Recommendations cover ways to improve collaborations between industry, academia, and government.


The Burrill Report

“The pace of new therapeutic development has not kept up with the explosion in scientific knowledge.”

Advisors to President Barack Obama have issued a new report calling for doubling the output of innovative, new medicines for patients with important unmet medical needs. The group also recommends actions to improve drug efficacy and safety through collaboration between industry, academia, and government.

The President’s Council of Advisors on Science and Technology estimates that its ambitious goal is achievable within 10 to 15 years. To get there, it says, America will need to unleash “extraordinary innovation and investment in the service of public health.”

The advisory group is comprised of the nation’s leading scientists and engineers, appointed by the President to augment the science and technology advice available to him from inside the White House and from cabinet departments and other federal agencies.

“The pace of new therapeutic development has not kept up with the explosion in scientific knowledge,” say PCAST chairs John Holdren and Eric Lander in a letter accompanying the report. “The number of novel drugs has remained constant for several decades, even as R&D budgets have substantially increased.”

The U.S. Food and Drug administration approved 30 new molecular entities and biologics during 2011 and has approved 25 so far this year. To double 2011’s performance, drugmakers would need to secure 60 new drug approvals from the FDA, something they have only neared achieving once since 1975, during a banner year in 1996 when a clearing of FDA backlogs made possible by the initiation of user fees led to a remarkable 59 approvals.

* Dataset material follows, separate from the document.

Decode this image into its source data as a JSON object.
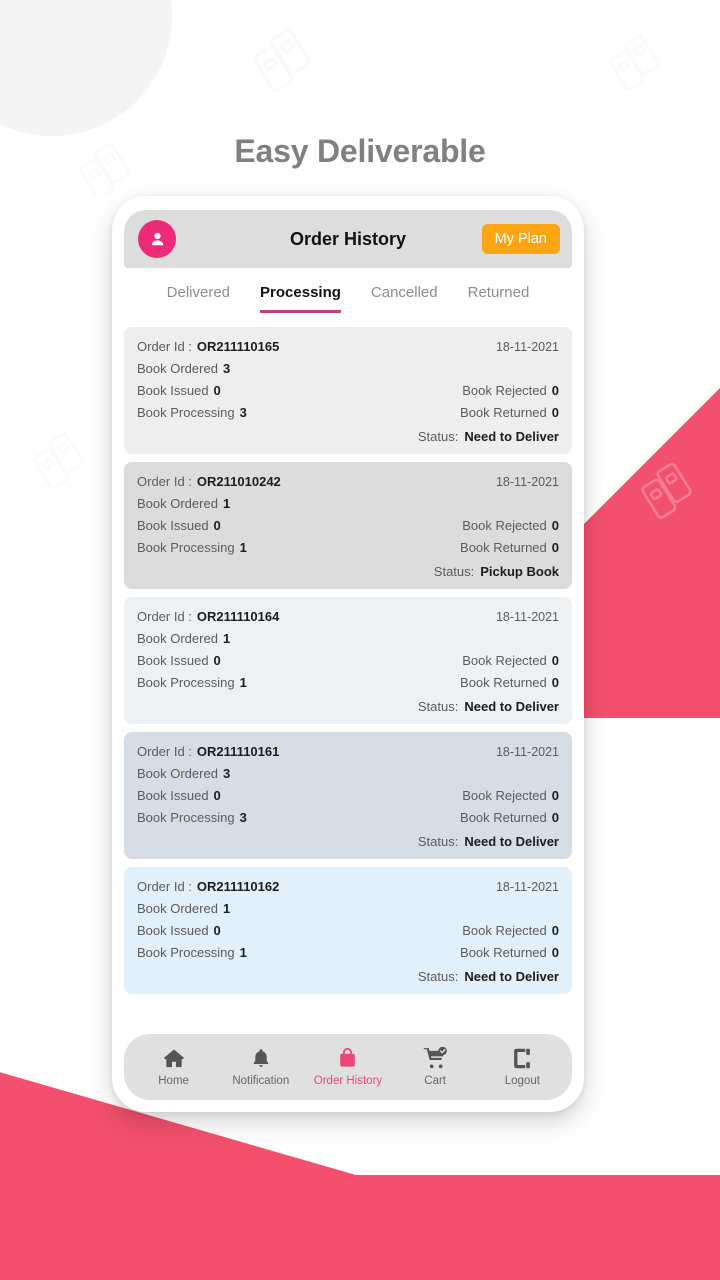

To identify and develop solutions to the problems impeding drug innovation, PCAST solicited input from the biopharmaceutical industry, patient advocacy groups, physician societies, and healthcare payers, as well as senior leadership from the FDA and National Institutes of Health.

Based on that feedback, the group has made eight recommendations. It suggests improving drug discovery and development efforts by supporting federal initiatives, such as National Center for Advancing Translational Sciences at NIH, and catalyzing the creation of broad-based partnerships to accelerate therapeutics discovery, development, and evaluation.

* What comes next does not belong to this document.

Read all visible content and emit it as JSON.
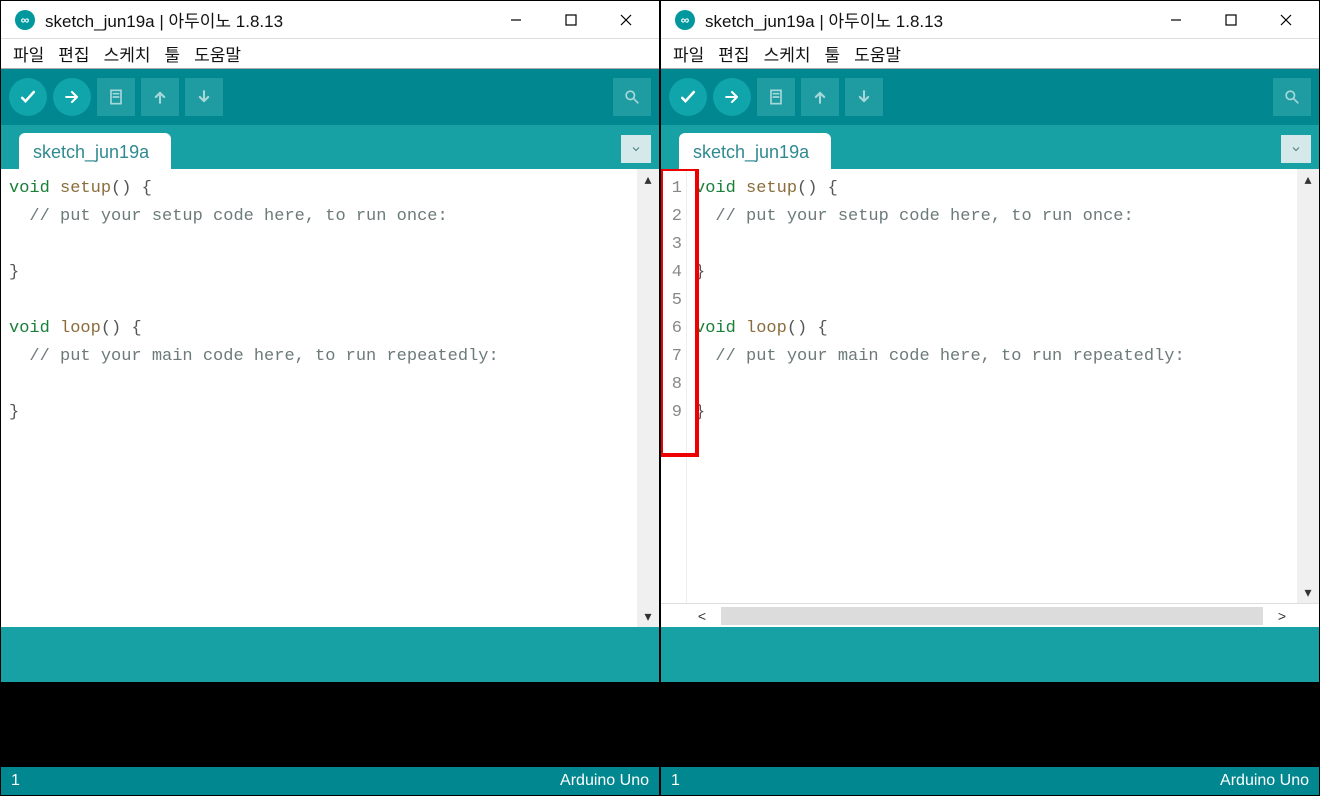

To improve drug evaluation, the group says the FDA needs to more frequently pursue accelerated approvals, paired with post-approval studies to evaluate drugs addressing unmet needs; it suggests the agency create a new pathway for approving drugs shown to be safe and effective for a specific subgroup of patients; and, the FDA should explore approaches for adaptive approvals, it says, a framework for iteratively expanding the market for a drug as new evidence about its risks and benefits becomes available.

Post-marketing surveillance of new drugs should also be supported by a Congressionally authorized line item appropriation of $40 million per year to expand the FDA’s Sentinel Initiative, the group says. That initiative is creating a national electronic system to help the agency track the safety of drugs, biologics, and medical devices once they reach the market.

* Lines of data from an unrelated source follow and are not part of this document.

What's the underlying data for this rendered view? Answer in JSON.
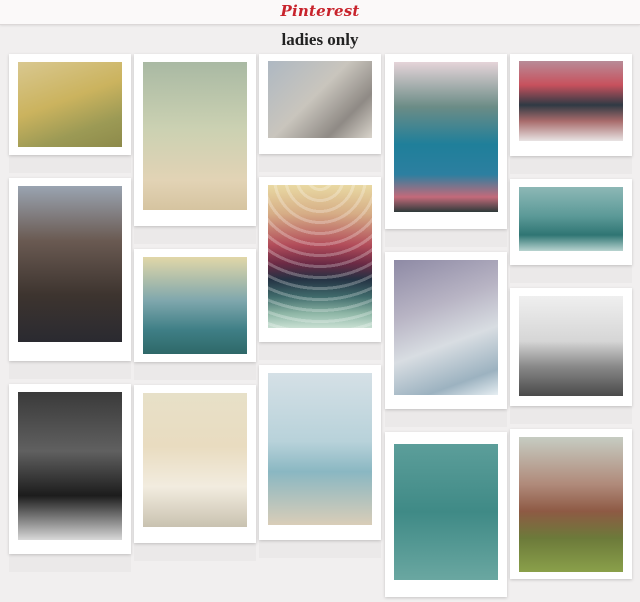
{
  "header": {
    "logo": "Pinterest",
    "board_title": "ladies only"
  },
  "columns": [
    [
      {
        "subject": "woman-silhouette-on-hill",
        "bg": "linear-gradient(160deg,#d9c890 0%,#cbb35e 45%,#9c9a55 75%,#8d8a4a 100%)"
      },
      {
        "subject": "woman-carrying-surfboard-in-net",
        "bg": "linear-gradient(180deg,#9aa4b1 0%,#6a5a52 35%,#3d342f 70%,#2a2a30 100%)"
      },
      {
        "subject": "bw-surfer-girl-in-bikini",
        "bg": "linear-gradient(180deg,#3a3a3a 0%,#606060 40%,#1c1c1c 70%,#d8d8d8 100%)"
      }
    ],
    [
      {
        "subject": "girl-with-wooden-surfboard-in-shallows",
        "bg": "linear-gradient(180deg,#a9b9a3 0%,#cbd1b2 45%,#e2d3b5 80%,#d6c4a0 100%)"
      },
      {
        "subject": "swimmer-underwater-shot",
        "bg": "linear-gradient(180deg,#e1d7a8 0%,#7fa7ad 45%,#3f7f86 75%,#2e6868 100%)"
      },
      {
        "subject": "blonde-girl-in-white-dress",
        "bg": "linear-gradient(180deg,#e7e0c8 0%,#e9dcc0 40%,#f2ecdf 70%,#c9c2b0 100%)"
      }
    ],
    [
      {
        "subject": "collage-girls-and-tattooed-back",
        "bg": "linear-gradient(135deg,#aeb8c2 0%,#c9c5bd 45%,#8f8a85 75%,#d9d4cb 100%)"
      },
      {
        "subject": "scales-pattern-gradient",
        "bg": "repeating-radial-gradient(circle at 50% -8px,rgba(255,255,255,0.25) 0 3px,transparent 3px 11px),linear-gradient(180deg,#e9d9a3 0%,#d6ad86 20%,#b24c5a 42%,#6b2a45 55%,#243243 66%,#3f6a6b 78%,#8fb7a7 90%,#c9e0d3 100%)"
      },
      {
        "subject": "girl-with-pink-surfboard-on-beach",
        "bg": "linear-gradient(180deg,#d5e0e6 0%,#b8d2da 45%,#8ab7c2 65%,#d9cdb8 100%)"
      }
    ],
    [
      {
        "subject": "coastal-cliffs-and-ocean",
        "bg": "linear-gradient(180deg,#e5d4d9 0%,#6b8c86 30%,#1f7f9a 55%,#2c7fa0 75%,#c36a7a 90%,#2e3a3a 100%)"
      },
      {
        "subject": "palm-fronds-against-sky",
        "bg": "linear-gradient(160deg,#8e8aa5 0%,#b8b4c4 35%,#d8dde2 60%,#9cb2c0 85%,#e6eef2 100%)"
      },
      {
        "subject": "aerial-surfers-in-water",
        "bg": "linear-gradient(180deg,#5c9e9a 0%,#3f8a86 50%,#6aa7a1 100%)"
      }
    ],
    [
      {
        "subject": "striped-blankets-in-car",
        "bg": "linear-gradient(180deg,#b88b97 0%,#c7515d 30%,#2f3a44 55%,#a86b6b 75%,#e8e3e3 100%)"
      },
      {
        "subject": "surf-sea-wave-close-up",
        "bg": "linear-gradient(180deg,#8db8b6 0%,#5c9a98 45%,#2f7573 75%,#b7d3cf 100%)"
      },
      {
        "subject": "bw-legs-over-dunes",
        "bg": "linear-gradient(180deg,#efefef 0%,#d6d6d6 45%,#8a8a8a 70%,#4a4a4a 100%)"
      },
      {
        "subject": "woman-with-flower-bouquet-head",
        "bg": "linear-gradient(180deg,#c6ccc2 0%,#b08a7a 35%,#8e5a44 55%,#6c7a3a 75%,#8aa04a 100%)"
      }
    ]
  ]
}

In addition, PCAST calls for the reform of FDA management practices and the creation of a study to determine whether current economic incentives are aligned to promote innovation.

To implement its ideas, the PCAST recommends the creation of a public-private “Partnership to Accelerate Therapeutics” within a year. That partnership would involve representatives from the biopharmaceutical industry, academic biomedical research, ethicists, physician societies, pharmacists, patient-focused research foundations, advocacy groups, healthcare providers, insurers, and the federal government.

By late 2015, PCAST suggests the partnership should be able to build active programs to address filling knowledge gaps in areas such as drug efficacy and toxicity and will have created better-organized and efficient clinical trials networks. It also expects that by then a study of key economic incentives and levers that should be deployed to support biomedical innovation will be complete.

Finally, by late 2017, the group estimates the FDA should have cleared its backlog of guidances—possibly by farming out their creation to the experts assembled in the partnership—and put in place a fully-funded safety monitoring system, such as Sentinel.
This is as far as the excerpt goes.